What Is A Living Trust Will?

A living trust will is a good way to keep an estate from going through probate. Basically, you transfer your assets to a living trust, which then owns your assets.

A living trust is a good way to keep an estate from going through probate. You transfer your assets to a living trust, which then owns your assets. The good news is that you can then appoint yourself as the trustee, and thus can control the trust as long as you live. When you die, the trust passes directly to your named beneficiary without having to pass through probate, as it would have to with a will.

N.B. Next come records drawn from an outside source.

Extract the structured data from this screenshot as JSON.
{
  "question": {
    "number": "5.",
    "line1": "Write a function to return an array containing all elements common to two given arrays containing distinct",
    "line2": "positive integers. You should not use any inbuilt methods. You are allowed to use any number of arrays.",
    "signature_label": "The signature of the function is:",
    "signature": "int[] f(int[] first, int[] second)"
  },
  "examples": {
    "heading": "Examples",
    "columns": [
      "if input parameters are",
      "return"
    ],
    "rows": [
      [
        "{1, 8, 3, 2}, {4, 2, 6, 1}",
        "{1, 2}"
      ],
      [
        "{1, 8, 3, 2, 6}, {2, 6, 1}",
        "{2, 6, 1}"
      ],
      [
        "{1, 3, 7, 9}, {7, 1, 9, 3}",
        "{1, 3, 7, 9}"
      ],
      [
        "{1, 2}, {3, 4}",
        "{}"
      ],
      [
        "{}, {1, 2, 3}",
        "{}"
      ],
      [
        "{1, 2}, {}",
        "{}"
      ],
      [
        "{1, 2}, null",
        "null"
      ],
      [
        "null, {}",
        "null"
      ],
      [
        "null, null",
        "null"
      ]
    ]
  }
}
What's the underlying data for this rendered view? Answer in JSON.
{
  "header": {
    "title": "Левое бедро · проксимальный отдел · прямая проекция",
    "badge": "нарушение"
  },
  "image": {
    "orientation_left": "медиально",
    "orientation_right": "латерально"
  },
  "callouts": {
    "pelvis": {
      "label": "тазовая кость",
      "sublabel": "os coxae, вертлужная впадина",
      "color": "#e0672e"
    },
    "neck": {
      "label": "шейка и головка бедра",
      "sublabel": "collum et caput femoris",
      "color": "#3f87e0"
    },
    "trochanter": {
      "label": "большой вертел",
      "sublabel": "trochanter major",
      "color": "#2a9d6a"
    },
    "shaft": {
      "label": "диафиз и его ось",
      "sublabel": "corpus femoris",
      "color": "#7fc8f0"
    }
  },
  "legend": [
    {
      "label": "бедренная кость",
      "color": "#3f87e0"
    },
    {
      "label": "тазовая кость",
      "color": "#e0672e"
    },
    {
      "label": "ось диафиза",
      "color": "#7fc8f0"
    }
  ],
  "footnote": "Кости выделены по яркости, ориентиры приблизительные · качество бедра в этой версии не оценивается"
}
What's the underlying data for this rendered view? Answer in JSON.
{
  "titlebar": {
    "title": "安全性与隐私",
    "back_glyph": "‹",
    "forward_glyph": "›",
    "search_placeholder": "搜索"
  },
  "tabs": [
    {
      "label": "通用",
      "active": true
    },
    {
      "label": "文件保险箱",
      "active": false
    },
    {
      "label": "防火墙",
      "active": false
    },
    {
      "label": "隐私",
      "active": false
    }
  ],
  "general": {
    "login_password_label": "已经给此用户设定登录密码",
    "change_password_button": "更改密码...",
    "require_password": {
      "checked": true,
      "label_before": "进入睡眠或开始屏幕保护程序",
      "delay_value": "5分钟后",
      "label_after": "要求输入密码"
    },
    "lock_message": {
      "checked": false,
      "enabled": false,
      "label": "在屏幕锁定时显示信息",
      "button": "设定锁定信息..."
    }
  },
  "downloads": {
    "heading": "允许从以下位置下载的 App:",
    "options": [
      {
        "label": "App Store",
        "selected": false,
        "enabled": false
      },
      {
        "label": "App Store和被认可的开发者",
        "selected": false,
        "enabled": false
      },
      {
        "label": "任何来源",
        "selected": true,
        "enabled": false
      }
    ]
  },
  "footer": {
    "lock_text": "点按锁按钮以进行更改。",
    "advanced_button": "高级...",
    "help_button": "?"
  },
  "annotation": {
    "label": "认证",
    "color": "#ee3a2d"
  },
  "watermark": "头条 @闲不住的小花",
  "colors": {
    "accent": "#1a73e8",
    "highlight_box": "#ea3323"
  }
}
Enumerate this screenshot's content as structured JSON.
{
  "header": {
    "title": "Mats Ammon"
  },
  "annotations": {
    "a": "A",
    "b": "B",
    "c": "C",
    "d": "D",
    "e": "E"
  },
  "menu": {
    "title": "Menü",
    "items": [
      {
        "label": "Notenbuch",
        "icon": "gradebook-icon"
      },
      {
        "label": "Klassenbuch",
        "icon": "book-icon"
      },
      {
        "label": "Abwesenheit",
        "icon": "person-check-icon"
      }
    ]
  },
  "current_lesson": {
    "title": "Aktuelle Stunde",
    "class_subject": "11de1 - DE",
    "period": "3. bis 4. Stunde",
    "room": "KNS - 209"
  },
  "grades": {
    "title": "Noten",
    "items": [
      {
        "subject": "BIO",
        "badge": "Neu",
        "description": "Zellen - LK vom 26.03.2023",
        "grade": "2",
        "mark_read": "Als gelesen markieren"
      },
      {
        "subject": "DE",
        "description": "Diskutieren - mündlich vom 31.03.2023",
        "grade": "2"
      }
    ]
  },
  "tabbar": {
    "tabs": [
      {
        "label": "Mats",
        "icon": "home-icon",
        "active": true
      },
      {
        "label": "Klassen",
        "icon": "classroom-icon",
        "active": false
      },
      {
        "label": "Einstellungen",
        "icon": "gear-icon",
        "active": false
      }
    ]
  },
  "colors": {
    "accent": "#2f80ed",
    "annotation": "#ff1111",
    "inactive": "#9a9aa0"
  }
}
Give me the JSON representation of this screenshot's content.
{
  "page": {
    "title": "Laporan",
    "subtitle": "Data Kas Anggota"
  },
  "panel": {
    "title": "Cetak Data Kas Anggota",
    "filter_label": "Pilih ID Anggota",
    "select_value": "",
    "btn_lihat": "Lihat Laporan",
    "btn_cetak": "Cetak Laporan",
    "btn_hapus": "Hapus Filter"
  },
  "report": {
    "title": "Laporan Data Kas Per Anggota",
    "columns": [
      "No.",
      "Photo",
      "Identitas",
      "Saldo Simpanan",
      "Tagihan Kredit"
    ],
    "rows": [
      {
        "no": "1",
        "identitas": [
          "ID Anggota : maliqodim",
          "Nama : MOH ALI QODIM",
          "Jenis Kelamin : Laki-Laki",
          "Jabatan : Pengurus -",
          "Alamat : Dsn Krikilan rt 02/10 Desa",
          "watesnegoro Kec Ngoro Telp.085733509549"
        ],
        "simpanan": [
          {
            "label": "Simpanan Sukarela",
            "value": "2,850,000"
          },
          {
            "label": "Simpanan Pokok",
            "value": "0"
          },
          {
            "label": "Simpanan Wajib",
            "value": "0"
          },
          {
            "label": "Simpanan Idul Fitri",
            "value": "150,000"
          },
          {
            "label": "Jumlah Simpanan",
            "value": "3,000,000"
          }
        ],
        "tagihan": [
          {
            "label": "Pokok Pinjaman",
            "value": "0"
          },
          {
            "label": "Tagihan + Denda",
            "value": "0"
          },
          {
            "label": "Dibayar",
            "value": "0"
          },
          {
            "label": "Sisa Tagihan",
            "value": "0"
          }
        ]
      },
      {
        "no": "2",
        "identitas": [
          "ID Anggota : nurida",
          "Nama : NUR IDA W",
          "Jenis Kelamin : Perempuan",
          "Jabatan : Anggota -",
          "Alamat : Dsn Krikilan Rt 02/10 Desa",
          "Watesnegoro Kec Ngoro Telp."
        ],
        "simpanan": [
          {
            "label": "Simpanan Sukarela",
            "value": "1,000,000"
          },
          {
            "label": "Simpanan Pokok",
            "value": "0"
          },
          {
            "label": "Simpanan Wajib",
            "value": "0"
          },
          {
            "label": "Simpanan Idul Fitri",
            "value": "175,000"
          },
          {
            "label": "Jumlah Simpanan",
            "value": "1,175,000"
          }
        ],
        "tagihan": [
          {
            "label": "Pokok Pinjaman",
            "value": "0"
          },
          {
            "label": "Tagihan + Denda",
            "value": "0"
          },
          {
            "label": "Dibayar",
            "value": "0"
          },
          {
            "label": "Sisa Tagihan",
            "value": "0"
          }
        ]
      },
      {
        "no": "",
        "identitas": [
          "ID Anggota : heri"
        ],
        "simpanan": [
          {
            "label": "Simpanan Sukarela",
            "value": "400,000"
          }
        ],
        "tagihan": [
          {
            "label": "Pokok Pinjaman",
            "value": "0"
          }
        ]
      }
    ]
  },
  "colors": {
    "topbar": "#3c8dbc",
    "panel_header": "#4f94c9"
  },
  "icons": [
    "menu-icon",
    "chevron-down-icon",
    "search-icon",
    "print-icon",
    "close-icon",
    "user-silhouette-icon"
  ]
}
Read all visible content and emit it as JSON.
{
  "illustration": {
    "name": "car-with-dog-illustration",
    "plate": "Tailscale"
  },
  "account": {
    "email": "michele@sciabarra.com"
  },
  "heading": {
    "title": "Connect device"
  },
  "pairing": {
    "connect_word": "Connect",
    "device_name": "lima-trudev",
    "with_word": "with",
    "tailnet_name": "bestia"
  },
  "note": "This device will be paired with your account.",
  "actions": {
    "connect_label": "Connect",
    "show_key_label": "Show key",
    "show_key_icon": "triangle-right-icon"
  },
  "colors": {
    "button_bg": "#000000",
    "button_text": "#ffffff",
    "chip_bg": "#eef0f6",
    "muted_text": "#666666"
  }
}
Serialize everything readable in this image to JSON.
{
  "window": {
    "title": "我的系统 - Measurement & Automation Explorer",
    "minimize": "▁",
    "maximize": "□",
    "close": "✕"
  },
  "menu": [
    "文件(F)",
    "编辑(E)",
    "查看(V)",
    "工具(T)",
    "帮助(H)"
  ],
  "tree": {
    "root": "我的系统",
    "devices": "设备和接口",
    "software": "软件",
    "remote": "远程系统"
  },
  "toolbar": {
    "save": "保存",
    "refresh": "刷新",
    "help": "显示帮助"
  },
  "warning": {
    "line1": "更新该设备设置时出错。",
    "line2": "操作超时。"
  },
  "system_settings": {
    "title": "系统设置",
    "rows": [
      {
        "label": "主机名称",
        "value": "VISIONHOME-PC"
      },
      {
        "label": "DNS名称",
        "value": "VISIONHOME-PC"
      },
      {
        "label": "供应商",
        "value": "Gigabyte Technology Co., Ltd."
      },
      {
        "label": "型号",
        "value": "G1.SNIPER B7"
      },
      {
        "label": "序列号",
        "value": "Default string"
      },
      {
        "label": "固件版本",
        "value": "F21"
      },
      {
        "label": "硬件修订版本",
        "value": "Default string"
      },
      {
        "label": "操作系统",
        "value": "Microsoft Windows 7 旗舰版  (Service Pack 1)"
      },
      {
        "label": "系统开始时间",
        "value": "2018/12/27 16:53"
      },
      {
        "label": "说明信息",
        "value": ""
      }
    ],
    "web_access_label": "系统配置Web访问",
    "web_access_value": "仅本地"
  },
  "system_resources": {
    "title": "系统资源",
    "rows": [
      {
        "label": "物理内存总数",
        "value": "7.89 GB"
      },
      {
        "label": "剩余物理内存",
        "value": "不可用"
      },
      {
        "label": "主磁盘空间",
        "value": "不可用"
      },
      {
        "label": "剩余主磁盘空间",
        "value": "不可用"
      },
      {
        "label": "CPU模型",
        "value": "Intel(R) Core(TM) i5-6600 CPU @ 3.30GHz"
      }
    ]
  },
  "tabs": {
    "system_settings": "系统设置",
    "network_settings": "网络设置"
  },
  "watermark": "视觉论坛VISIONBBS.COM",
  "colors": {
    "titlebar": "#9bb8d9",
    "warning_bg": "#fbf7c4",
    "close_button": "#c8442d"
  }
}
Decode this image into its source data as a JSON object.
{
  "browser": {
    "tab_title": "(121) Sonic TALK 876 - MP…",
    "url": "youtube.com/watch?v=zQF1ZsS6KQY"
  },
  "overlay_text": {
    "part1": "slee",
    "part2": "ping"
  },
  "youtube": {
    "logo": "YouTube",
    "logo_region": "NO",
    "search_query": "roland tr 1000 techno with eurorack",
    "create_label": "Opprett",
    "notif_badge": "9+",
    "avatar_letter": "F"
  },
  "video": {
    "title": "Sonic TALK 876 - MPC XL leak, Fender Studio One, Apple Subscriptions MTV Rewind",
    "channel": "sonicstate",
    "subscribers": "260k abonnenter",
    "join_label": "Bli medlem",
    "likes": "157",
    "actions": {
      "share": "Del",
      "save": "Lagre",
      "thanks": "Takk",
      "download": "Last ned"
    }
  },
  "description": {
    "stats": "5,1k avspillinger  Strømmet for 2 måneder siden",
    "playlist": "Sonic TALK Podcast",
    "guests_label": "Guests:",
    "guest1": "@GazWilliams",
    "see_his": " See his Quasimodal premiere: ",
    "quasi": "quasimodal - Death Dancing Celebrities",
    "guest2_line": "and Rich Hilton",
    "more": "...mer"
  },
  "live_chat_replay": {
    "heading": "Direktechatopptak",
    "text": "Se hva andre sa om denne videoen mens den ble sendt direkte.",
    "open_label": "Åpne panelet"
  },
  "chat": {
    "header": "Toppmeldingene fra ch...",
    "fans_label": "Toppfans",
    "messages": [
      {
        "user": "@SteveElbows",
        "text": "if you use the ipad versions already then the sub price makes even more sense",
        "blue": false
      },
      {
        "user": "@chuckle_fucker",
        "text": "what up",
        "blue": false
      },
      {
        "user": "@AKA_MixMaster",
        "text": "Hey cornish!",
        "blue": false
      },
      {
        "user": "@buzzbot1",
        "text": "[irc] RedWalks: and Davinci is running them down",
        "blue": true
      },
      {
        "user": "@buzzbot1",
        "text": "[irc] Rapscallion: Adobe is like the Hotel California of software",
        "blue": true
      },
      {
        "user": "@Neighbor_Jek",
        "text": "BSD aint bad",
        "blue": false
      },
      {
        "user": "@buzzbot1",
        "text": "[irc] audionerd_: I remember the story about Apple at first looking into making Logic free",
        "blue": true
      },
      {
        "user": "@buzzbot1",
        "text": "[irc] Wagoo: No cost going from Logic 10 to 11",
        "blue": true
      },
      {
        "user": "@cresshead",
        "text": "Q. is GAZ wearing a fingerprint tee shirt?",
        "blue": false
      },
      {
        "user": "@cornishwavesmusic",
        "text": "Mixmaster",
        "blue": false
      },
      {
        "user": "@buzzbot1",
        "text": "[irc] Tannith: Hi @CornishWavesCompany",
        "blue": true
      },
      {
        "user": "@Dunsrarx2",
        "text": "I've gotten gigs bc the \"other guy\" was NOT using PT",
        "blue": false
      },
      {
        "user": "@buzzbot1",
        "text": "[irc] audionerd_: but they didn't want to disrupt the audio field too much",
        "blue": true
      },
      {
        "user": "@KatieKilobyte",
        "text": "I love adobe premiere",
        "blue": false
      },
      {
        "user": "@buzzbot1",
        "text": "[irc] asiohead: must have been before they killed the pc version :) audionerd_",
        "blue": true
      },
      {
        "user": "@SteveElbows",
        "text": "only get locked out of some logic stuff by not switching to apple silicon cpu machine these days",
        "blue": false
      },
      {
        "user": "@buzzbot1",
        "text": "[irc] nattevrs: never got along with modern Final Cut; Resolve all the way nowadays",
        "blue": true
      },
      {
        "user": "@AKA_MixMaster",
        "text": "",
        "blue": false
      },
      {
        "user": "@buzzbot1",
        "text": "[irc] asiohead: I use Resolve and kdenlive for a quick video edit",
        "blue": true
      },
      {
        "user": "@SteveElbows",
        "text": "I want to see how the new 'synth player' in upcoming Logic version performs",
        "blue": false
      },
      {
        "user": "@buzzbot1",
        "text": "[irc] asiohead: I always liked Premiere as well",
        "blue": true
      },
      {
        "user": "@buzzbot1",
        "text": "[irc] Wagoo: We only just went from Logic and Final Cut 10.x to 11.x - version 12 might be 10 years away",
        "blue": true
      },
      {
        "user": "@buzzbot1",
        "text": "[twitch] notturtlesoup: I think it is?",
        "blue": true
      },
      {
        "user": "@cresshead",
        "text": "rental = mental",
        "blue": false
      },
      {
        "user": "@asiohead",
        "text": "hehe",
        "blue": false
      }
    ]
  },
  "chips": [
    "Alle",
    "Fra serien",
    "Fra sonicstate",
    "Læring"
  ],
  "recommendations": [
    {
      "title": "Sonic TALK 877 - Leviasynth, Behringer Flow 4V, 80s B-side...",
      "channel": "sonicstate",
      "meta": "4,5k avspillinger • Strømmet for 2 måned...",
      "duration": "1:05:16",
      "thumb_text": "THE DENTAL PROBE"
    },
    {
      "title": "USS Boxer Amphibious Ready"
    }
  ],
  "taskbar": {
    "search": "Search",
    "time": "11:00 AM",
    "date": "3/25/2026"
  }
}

But there are some things you have to keep in mind. Anything you purchase after the trust has been set up does not automatically go into the trust. You have to remember to transfer newly purchased assets into it. If you buy a new car, sell your home, buy a vacation home, place new money into certificates of deposit, all have to be transferred right away. Because, if you should die suddenly, and even with a will, if you did not transfer something into the trust, it will end up in probate anyway.

A living trust is private, while probate is a public process. With probate, anyone will be able to find out what assets you owned, what they are worth, and who is the beneficiary.



With a living trust, privacy is guaranteed.

Of course, jointly owned property, and property that has a designated beneficiary will not have to go through probate, even if it isn't placed in a living trust. So that might be a good option for anyone that wants to avoid lawyers, who have to be hired to make the living trust.

The best thing is to really research your options, and then you can make good decisions. Living trusts, although a good option, are not necessarily the best option for everyone.